Cross-linguistic analysis of split intransitivity suggests that unaccusativity is determined by semantic factors, and that the
semantic parameters of split intransitivity vary across languages in interesting ways (Van Valin 1990). The variation of the
semantic parameters of split intransitivity is certainly significant vis-a-vis the unaccusativity mismatches which are
exhibited by Italo-Romance, but it is not the only factor. Rather, an analysis of this group of closely related languages
suggests that the unaccusativity mismatches arise primarily from the conflict of two driving forces; one is semantic, and is
directly related to the semantic foundation of unaccusativity, whilst the other is syntactic, and strives to obliterate the
manifestations of the semantic principle. Individual Italo-Romance languages manifest different synchronic results of the
historical tension between these two forces.

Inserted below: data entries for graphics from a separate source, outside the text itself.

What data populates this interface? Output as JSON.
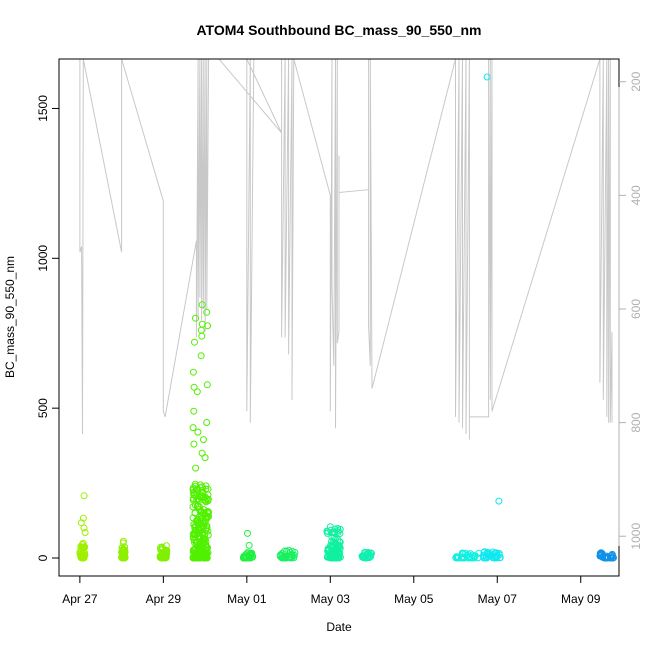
{
  "chart_data": {
    "type": "scatter",
    "title": "ATOM4 Southbound BC_mass_90_550_nm",
    "xlabel": "Date",
    "ylabel": "BC_mass_90_550_nm",
    "x_ticks": [
      "Apr 27",
      "Apr 29",
      "May 01",
      "May 03",
      "May 05",
      "May 07",
      "May 09"
    ],
    "x_tick_dates": [
      "2017-04-27",
      "2017-04-29",
      "2017-05-01",
      "2017-05-03",
      "2017-05-05",
      "2017-05-07",
      "2017-05-09"
    ],
    "xlim": [
      "2017-04-26T12:00",
      "2017-05-09T22:00"
    ],
    "y_ticks": [
      0,
      500,
      1000,
      1500
    ],
    "ylim": [
      -60,
      1665
    ],
    "y2_ticks": [
      200,
      400,
      600,
      800,
      1000
    ],
    "y2lim": [
      1070,
      160
    ],
    "y2_reversed": true,
    "grid": false,
    "series": [
      {
        "marker": "open-circle",
        "color_gradient": "time (green to cyan to blue)",
        "clusters": [
          {
            "x_start": "2017-04-27T00:00",
            "x_end": "2017-04-27T03:00",
            "y_min": 0,
            "y_max": 50,
            "color": "#9ef000",
            "outliers": [
              208,
              133,
              118,
              100,
              85
            ]
          },
          {
            "x_start": "2017-04-28T00:00",
            "x_end": "2017-04-28T02:00",
            "y_min": 0,
            "y_max": 60,
            "color": "#8ef000",
            "outliers": []
          },
          {
            "x_start": "2017-04-28T22:00",
            "x_end": "2017-04-29T02:00",
            "y_min": 0,
            "y_max": 43,
            "color": "#7ef000",
            "outliers": []
          },
          {
            "x_start": "2017-04-29T17:00",
            "x_end": "2017-04-30T02:00",
            "y_min": 0,
            "y_max": 250,
            "color": "#50f000",
            "outliers": [
              845,
              820,
              800,
              780,
              775,
              760,
              740,
              720,
              675,
              620,
              578,
              570,
              555,
              490,
              452,
              435,
              420,
              395,
              380,
              350,
              335,
              300
            ]
          },
          {
            "x_start": "2017-04-30T22:00",
            "x_end": "2017-05-01T04:00",
            "y_min": 0,
            "y_max": 20,
            "color": "#20f040",
            "outliers": [
              82,
              42
            ]
          },
          {
            "x_start": "2017-05-01T19:00",
            "x_end": "2017-05-02T04:00",
            "y_min": 0,
            "y_max": 27,
            "color": "#18f060",
            "outliers": []
          },
          {
            "x_start": "2017-05-02T22:00",
            "x_end": "2017-05-03T06:00",
            "y_min": 0,
            "y_max": 105,
            "color": "#10f0a0",
            "outliers": []
          },
          {
            "x_start": "2017-05-03T18:00",
            "x_end": "2017-05-04T00:00",
            "y_min": 0,
            "y_max": 20,
            "color": "#10f0b0",
            "outliers": []
          },
          {
            "x_start": "2017-05-06T00:00",
            "x_end": "2017-05-06T14:00",
            "y_min": 0,
            "y_max": 18,
            "color": "#10f0e0",
            "outliers": []
          },
          {
            "x_start": "2017-05-06T16:00",
            "x_end": "2017-05-07T02:00",
            "y_min": 0,
            "y_max": 25,
            "color": "#10e8f0",
            "outliers": [
              1605,
              190
            ]
          },
          {
            "x_start": "2017-05-09T11:00",
            "x_end": "2017-05-09T19:00",
            "y_min": 0,
            "y_max": 18,
            "color": "#1090e8",
            "outliers": []
          }
        ]
      },
      {
        "axis": "right",
        "line_color": "#c8c8c8",
        "points": [
          [
            "2017-04-27T00:00",
            160
          ],
          [
            "2017-04-27T00:00",
            500
          ],
          [
            "2017-04-27T01:00",
            490
          ],
          [
            "2017-04-27T01:30",
            820
          ],
          [
            "2017-04-27T02:00",
            160
          ],
          [
            "2017-04-28T00:00",
            500
          ],
          [
            "2017-04-28T00:00",
            160
          ],
          [
            "2017-04-29T00:00",
            410
          ],
          [
            "2017-04-29T00:00",
            780
          ],
          [
            "2017-04-29T01:00",
            790
          ],
          [
            "2017-04-29T19:00",
            480
          ],
          [
            "2017-04-29T19:00",
            650
          ],
          [
            "2017-04-29T20:00",
            160
          ],
          [
            "2017-04-29T20:00",
            620
          ],
          [
            "2017-04-29T21:00",
            160
          ],
          [
            "2017-04-29T21:00",
            580
          ],
          [
            "2017-04-29T22:00",
            160
          ],
          [
            "2017-04-29T22:00",
            620
          ],
          [
            "2017-04-29T23:00",
            160
          ],
          [
            "2017-04-29T23:00",
            600
          ],
          [
            "2017-04-30T00:00",
            160
          ],
          [
            "2017-04-30T00:00",
            640
          ],
          [
            "2017-04-30T01:00",
            160
          ],
          [
            "2017-04-30T01:00",
            600
          ],
          [
            "2017-04-30T02:00",
            160
          ],
          [
            "2017-04-30T08:00",
            160
          ],
          [
            "2017-05-01T20:00",
            290
          ],
          [
            "2017-05-01T00:00",
            160
          ],
          [
            "2017-05-01T00:00",
            780
          ],
          [
            "2017-05-01T02:00",
            160
          ],
          [
            "2017-05-01T02:00",
            800
          ],
          [
            "2017-05-01T04:00",
            160
          ],
          [
            "2017-05-01T20:00",
            160
          ],
          [
            "2017-05-01T20:00",
            650
          ],
          [
            "2017-05-01T22:00",
            160
          ],
          [
            "2017-05-01T22:00",
            650
          ],
          [
            "2017-05-02T00:00",
            160
          ],
          [
            "2017-05-02T00:00",
            680
          ],
          [
            "2017-05-02T02:00",
            160
          ],
          [
            "2017-05-02T02:00",
            760
          ],
          [
            "2017-05-02T03:00",
            160
          ],
          [
            "2017-05-03T00:00",
            400
          ],
          [
            "2017-05-03T00:00",
            780
          ],
          [
            "2017-05-03T01:00",
            160
          ],
          [
            "2017-05-03T01:00",
            560
          ],
          [
            "2017-05-03T02:00",
            700
          ],
          [
            "2017-05-03T03:00",
            160
          ],
          [
            "2017-05-03T03:00",
            810
          ],
          [
            "2017-05-03T04:00",
            160
          ],
          [
            "2017-05-03T04:00",
            660
          ],
          [
            "2017-05-03T05:00",
            640
          ],
          [
            "2017-05-03T05:00",
            330
          ],
          [
            "2017-05-03T05:00",
            395
          ],
          [
            "2017-05-03T22:00",
            390
          ],
          [
            "2017-05-03T22:00",
            160
          ],
          [
            "2017-05-03T22:00",
            630
          ],
          [
            "2017-05-03T23:00",
            700
          ],
          [
            "2017-05-03T23:00",
            160
          ],
          [
            "2017-05-04T00:00",
            740
          ],
          [
            "2017-05-06T00:00",
            160
          ],
          [
            "2017-05-06T00:00",
            790
          ],
          [
            "2017-05-06T02:00",
            160
          ],
          [
            "2017-05-06T02:00",
            800
          ],
          [
            "2017-05-06T04:00",
            160
          ],
          [
            "2017-05-06T04:00",
            810
          ],
          [
            "2017-05-06T06:00",
            160
          ],
          [
            "2017-05-06T06:00",
            820
          ],
          [
            "2017-05-06T08:00",
            160
          ],
          [
            "2017-05-06T08:00",
            830
          ],
          [
            "2017-05-06T08:00",
            790
          ],
          [
            "2017-05-06T19:00",
            790
          ],
          [
            "2017-05-06T19:00",
            160
          ],
          [
            "2017-05-06T19:00",
            730
          ],
          [
            "2017-05-06T20:00",
            160
          ],
          [
            "2017-05-06T20:00",
            760
          ],
          [
            "2017-05-06T21:00",
            160
          ],
          [
            "2017-05-06T21:00",
            780
          ],
          [
            "2017-05-09T11:00",
            160
          ],
          [
            "2017-05-09T11:00",
            730
          ],
          [
            "2017-05-09T13:00",
            160
          ],
          [
            "2017-05-09T13:00",
            760
          ],
          [
            "2017-05-09T15:00",
            160
          ],
          [
            "2017-05-09T15:00",
            790
          ],
          [
            "2017-05-09T16:00",
            160
          ],
          [
            "2017-05-09T16:00",
            800
          ],
          [
            "2017-05-09T17:00",
            160
          ],
          [
            "2017-05-09T17:00",
            800
          ],
          [
            "2017-05-09T18:00",
            640
          ],
          [
            "2017-05-09T18:00",
            800
          ]
        ]
      }
    ]
  }
}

In this paper I argue that (i) whilst the unaccusativity mismatches do not constitute evidence against the hypothesis that
unaccusativity is syntactically encoded (Levin and Rappaport Hovav 1995), they challenge the analyses which deterministically
associate each manifestation of unergativity (e.g., the perfective auxiliary `avere' (have)) with unergative syntax across
languages; (ii) the semantic parameters which are relevant to split intransitivity combine with syntactic, and, in some cases,
pragmatic constraints to characterize each diagnostic, and this explains why the domain of a given diagnostic may differ from
that of other diagnostics within and across languages.